Tesla press release, May 15

So that was the something else. What a difference a week makes. Tesla Motors’ announcement yesterday that it would seek to raise nearly a billion dollars through a stock sale and debt offering may well be a make-or-break moment for the high-flying electric carmaker as it tries to springboard from a niche player selling a single model to an electron-age Ford.

Tesla chief executive Elon Musk will also pony up $100 million to buy his company’s stock in a private placement. All in all, Tesla could raise as much as $830 million to pay off the remaining $452.4 million balance on a federal government loan that helped financed the production of its Model S luxury sports sedan.
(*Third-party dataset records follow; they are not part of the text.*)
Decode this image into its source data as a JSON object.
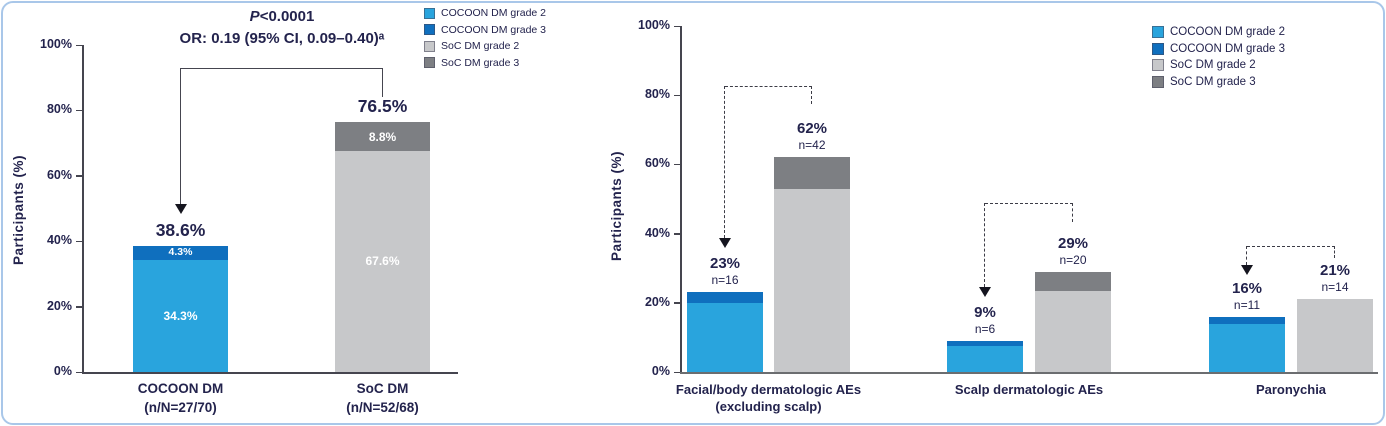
{
  "colors": {
    "cocoon_grade2": "#29a4dd",
    "cocoon_grade3": "#0f6fbe",
    "soc_grade2": "#c7c8ca",
    "soc_grade3": "#7d7f83",
    "text": "#23234d",
    "axis": "#45454f",
    "bracket": "#45454f",
    "frame_border": "#a9c7e9",
    "segment_label_white": "#ffffff"
  },
  "legend": {
    "items": [
      {
        "label": "COCOON DM grade 2",
        "color": "cocoon_grade2"
      },
      {
        "label": "COCOON DM grade 3",
        "color": "cocoon_grade3"
      },
      {
        "label": "SoC DM grade 2",
        "color": "soc_grade2"
      },
      {
        "label": "SoC DM grade 3",
        "color": "soc_grade3"
      }
    ]
  },
  "chart_data": [
    {
      "id": "dm-overall",
      "type": "bar",
      "stacked": true,
      "ylabel": "Participants (%)",
      "ylim": [
        0,
        100
      ],
      "yticks": [
        0,
        20,
        40,
        60,
        80,
        100
      ],
      "grid": false,
      "legend_position": "top-right",
      "annotation": {
        "p_prefix": "P",
        "p_rest": "<0.0001",
        "odds_ratio": "OR: 0.19 (95% CI, 0.09–0.40)ᵃ"
      },
      "bars": [
        {
          "category_lines": [
            "COCOON DM",
            "(n/N=27/70)"
          ],
          "n": 27,
          "N": 70,
          "total": 38.6,
          "total_label": "38.6%",
          "segments": [
            {
              "series": "COCOON DM grade 2",
              "value": 34.3,
              "label": "34.3%",
              "color": "cocoon_grade2"
            },
            {
              "series": "COCOON DM grade 3",
              "value": 4.3,
              "label": "4.3%",
              "color": "cocoon_grade3"
            }
          ]
        },
        {
          "category_lines": [
            "SoC DM",
            "(n/N=52/68)"
          ],
          "n": 52,
          "N": 68,
          "total": 76.5,
          "total_label": "76.5%",
          "segments": [
            {
              "series": "SoC DM grade 2",
              "value": 67.6,
              "label": "67.6%",
              "color": "soc_grade2"
            },
            {
              "series": "SoC DM grade 3",
              "value": 8.8,
              "label": "8.8%",
              "color": "soc_grade3"
            }
          ]
        }
      ]
    },
    {
      "id": "dermatologic-ae-categories",
      "type": "bar",
      "stacked": true,
      "grouped": true,
      "ylabel": "Participants (%)",
      "ylim": [
        0,
        100
      ],
      "yticks": [
        0,
        20,
        40,
        60,
        80,
        100
      ],
      "grid": false,
      "legend_position": "top-right",
      "groups": [
        {
          "category_lines": [
            "Facial/body dermatologic AEs",
            "(excluding scalp)"
          ],
          "bars": [
            {
              "series_group": "COCOON DM",
              "total": 23,
              "pct_label": "23%",
              "n": 16,
              "n_label": "n=16",
              "segments": [
                {
                  "series": "COCOON DM grade 2",
                  "value": 20,
                  "color": "cocoon_grade2"
                },
                {
                  "series": "COCOON DM grade 3",
                  "value": 3,
                  "color": "cocoon_grade3"
                }
              ]
            },
            {
              "series_group": "SoC DM",
              "total": 62,
              "pct_label": "62%",
              "n": 42,
              "n_label": "n=42",
              "segments": [
                {
                  "series": "SoC DM grade 2",
                  "value": 53,
                  "color": "soc_grade2"
                },
                {
                  "series": "SoC DM grade 3",
                  "value": 9,
                  "color": "soc_grade3"
                }
              ]
            }
          ]
        },
        {
          "category_lines": [
            "Scalp dermatologic AEs"
          ],
          "bars": [
            {
              "series_group": "COCOON DM",
              "total": 9,
              "pct_label": "9%",
              "n": 6,
              "n_label": "n=6",
              "segments": [
                {
                  "series": "COCOON DM grade 2",
                  "value": 7.5,
                  "color": "cocoon_grade2"
                },
                {
                  "series": "COCOON DM grade 3",
                  "value": 1.5,
                  "color": "cocoon_grade3"
                }
              ]
            },
            {
              "series_group": "SoC DM",
              "total": 29,
              "pct_label": "29%",
              "n": 20,
              "n_label": "n=20",
              "segments": [
                {
                  "series": "SoC DM grade 2",
                  "value": 23.5,
                  "color": "soc_grade2"
                },
                {
                  "series": "SoC DM grade 3",
                  "value": 5.5,
                  "color": "soc_grade3"
                }
              ]
            }
          ]
        },
        {
          "category_lines": [
            "Paronychia"
          ],
          "bars": [
            {
              "series_group": "COCOON DM",
              "total": 16,
              "pct_label": "16%",
              "n": 11,
              "n_label": "n=11",
              "segments": [
                {
                  "series": "COCOON DM grade 2",
                  "value": 14,
                  "color": "cocoon_grade2"
                },
                {
                  "series": "COCOON DM grade 3",
                  "value": 2,
                  "color": "cocoon_grade3"
                }
              ]
            },
            {
              "series_group": "SoC DM",
              "total": 21,
              "pct_label": "21%",
              "n": 14,
              "n_label": "n=14",
              "segments": [
                {
                  "series": "SoC DM grade 2",
                  "value": 21,
                  "color": "soc_grade2"
                }
              ]
            }
          ]
        }
      ]
    }
  ]
}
What’s left would be used for “general corporate purposes,” according to Tesla. That would provide a comfortable cash cushion for the upcoming production of the company’s Model X sport utility vehicle as well as for it to develop a cheaper third-generation electric car.

And a healthy bank balance would help insulate Tesla from the wild swings in its share price as short-sellers bet that Tesla will go the way of DeLorean and other failed car startups. That hasn’t been working out too well for the shorts (who borrow stocks to sell and then buy back later in the hope that their price will have dropped in the meantime). Tesla’s stock has been on a tear in the wake of its first profitable quarter and news that Consumer Reports awarded the Model S its highest-ever automobile rating. The stock offering has only added to the shorts’ misery: Tesla shares were up nearly 8% this morning to $91.26, giving the company a market cap of $10.4 billion.
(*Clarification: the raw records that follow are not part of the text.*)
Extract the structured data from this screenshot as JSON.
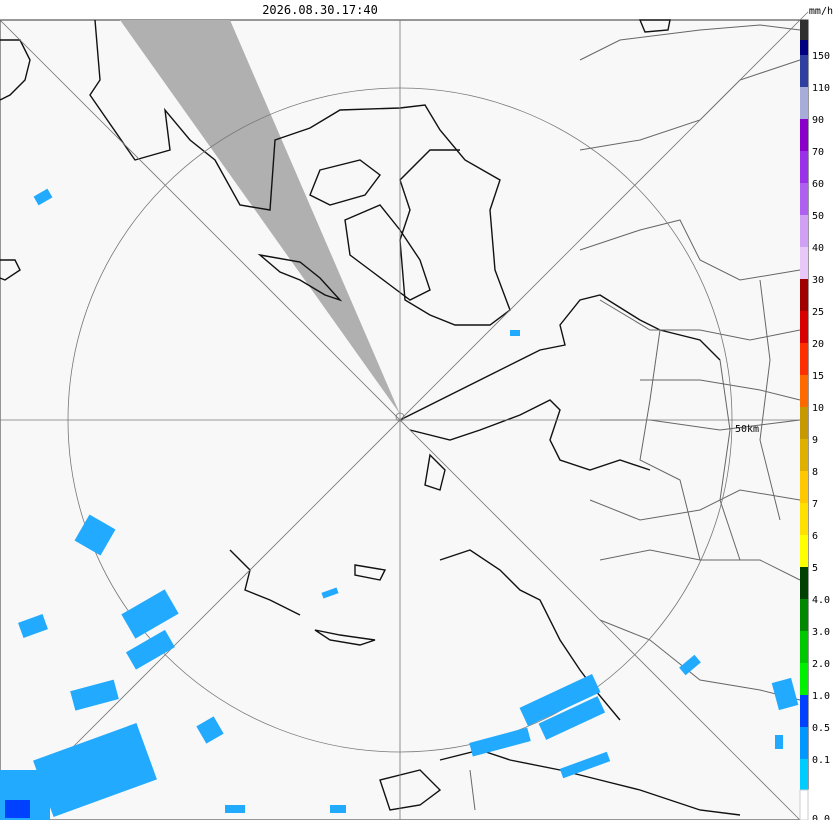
{
  "header": {
    "timestamp": "2026.08.30.17:40",
    "unit": "mm/h"
  },
  "map": {
    "range_label": "50km"
  },
  "legend": [
    {
      "label": "150",
      "color": "#000080"
    },
    {
      "label": "110",
      "color": "#3040a0"
    },
    {
      "label": "90",
      "color": "#a8acd8"
    },
    {
      "label": "70",
      "color": "#8a00c8"
    },
    {
      "label": "60",
      "color": "#9a30e8"
    },
    {
      "label": "50",
      "color": "#b060f0"
    },
    {
      "label": "40",
      "color": "#d0a0f4"
    },
    {
      "label": "30",
      "color": "#e8c8f8"
    },
    {
      "label": "25",
      "color": "#a00000"
    },
    {
      "label": "20",
      "color": "#d80000"
    },
    {
      "label": "15",
      "color": "#ff3000"
    },
    {
      "label": "10",
      "color": "#ff6a00"
    },
    {
      "label": "9",
      "color": "#c89800"
    },
    {
      "label": "8",
      "color": "#e0b000"
    },
    {
      "label": "7",
      "color": "#ffc800"
    },
    {
      "label": "6",
      "color": "#ffe000"
    },
    {
      "label": "5",
      "color": "#ffff00"
    },
    {
      "label": "4.0",
      "color": "#004000"
    },
    {
      "label": "3.0",
      "color": "#008800"
    },
    {
      "label": "2.0",
      "color": "#00c800"
    },
    {
      "label": "1.0",
      "color": "#00f000"
    },
    {
      "label": "0.5",
      "color": "#0040ff"
    },
    {
      "label": "0.1",
      "color": "#0098ff"
    },
    {
      "label": "0.0",
      "color": "#00ccff"
    }
  ]
}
But Tesla will be trading debt to the government for debt to the market, which may be well less forgiving should the automaker falter. The company faces twice-yearly interest payments on the $450 million in convertible notes, which come due in 2018. It will then have to pay the notes off or convert them to stock, which will dilute existing shareholders.
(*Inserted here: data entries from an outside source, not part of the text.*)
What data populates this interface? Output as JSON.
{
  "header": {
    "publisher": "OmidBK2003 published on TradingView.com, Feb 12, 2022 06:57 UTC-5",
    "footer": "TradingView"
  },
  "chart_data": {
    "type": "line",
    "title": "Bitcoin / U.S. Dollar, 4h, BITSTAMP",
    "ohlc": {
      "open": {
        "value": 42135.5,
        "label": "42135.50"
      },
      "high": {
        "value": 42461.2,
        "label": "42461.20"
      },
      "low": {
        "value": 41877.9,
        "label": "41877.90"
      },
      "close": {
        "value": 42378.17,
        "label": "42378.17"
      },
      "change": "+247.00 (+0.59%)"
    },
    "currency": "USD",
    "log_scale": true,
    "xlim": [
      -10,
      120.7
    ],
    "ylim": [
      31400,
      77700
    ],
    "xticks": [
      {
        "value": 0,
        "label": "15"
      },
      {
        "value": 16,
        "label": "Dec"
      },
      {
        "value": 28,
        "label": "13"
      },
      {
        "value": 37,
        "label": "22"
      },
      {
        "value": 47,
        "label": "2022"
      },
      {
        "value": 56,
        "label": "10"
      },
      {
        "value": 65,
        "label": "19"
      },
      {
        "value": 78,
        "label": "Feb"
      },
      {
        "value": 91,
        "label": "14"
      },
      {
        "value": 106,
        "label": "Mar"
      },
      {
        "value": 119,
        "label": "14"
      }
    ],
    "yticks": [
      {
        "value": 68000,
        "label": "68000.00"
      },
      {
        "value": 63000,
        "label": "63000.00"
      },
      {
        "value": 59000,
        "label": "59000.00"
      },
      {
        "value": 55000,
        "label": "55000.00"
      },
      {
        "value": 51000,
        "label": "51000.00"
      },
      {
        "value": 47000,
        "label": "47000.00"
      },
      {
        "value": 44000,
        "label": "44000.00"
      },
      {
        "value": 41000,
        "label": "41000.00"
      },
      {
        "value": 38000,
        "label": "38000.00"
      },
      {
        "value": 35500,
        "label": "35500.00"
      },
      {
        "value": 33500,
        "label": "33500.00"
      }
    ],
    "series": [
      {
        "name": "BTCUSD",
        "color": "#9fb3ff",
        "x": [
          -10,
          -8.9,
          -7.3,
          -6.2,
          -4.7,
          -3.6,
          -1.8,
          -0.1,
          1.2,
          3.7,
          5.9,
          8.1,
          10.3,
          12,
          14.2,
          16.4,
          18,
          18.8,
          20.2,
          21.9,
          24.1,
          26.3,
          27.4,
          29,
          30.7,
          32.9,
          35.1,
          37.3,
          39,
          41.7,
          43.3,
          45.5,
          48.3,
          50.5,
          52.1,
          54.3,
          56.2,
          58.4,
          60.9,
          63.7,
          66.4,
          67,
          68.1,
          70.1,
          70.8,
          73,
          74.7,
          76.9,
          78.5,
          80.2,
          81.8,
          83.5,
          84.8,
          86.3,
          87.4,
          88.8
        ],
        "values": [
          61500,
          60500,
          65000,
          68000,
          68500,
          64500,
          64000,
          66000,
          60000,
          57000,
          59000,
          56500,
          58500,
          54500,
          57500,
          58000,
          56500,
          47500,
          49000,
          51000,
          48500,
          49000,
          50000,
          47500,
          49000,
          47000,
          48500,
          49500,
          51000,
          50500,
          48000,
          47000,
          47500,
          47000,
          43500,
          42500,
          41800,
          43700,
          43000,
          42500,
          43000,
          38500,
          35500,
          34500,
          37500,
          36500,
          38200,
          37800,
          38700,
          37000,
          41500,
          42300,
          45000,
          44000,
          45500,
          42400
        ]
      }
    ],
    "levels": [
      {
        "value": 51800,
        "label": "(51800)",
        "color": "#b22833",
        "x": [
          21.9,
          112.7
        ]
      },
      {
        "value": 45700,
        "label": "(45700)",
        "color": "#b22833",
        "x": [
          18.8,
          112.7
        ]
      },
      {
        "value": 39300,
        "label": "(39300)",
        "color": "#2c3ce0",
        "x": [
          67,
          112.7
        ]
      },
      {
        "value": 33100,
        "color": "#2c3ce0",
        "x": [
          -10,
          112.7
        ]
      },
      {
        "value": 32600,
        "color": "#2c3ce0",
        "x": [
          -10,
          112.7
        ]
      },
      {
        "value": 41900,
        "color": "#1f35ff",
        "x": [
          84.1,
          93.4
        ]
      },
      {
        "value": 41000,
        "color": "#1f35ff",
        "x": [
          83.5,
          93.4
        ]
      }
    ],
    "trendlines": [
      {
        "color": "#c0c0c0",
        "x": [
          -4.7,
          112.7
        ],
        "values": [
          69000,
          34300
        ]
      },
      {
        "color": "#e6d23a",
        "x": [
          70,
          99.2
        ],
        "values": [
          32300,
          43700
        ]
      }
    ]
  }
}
One thing is for sure. What’s good for Tesla is good for Goldman Sachs. The Wall Street firm is the lead underwriter for Tesla’s debt offerings and its bank is lending Musk the money for his $100 million purchase of company stock, according to the prospectus. Goldman Sachs is also profiting from another of Musk’s ventures—today it said it would finance $500 million in new solar projects for SolarCity, an installer of rooftop solar panels, where he serves as chairman.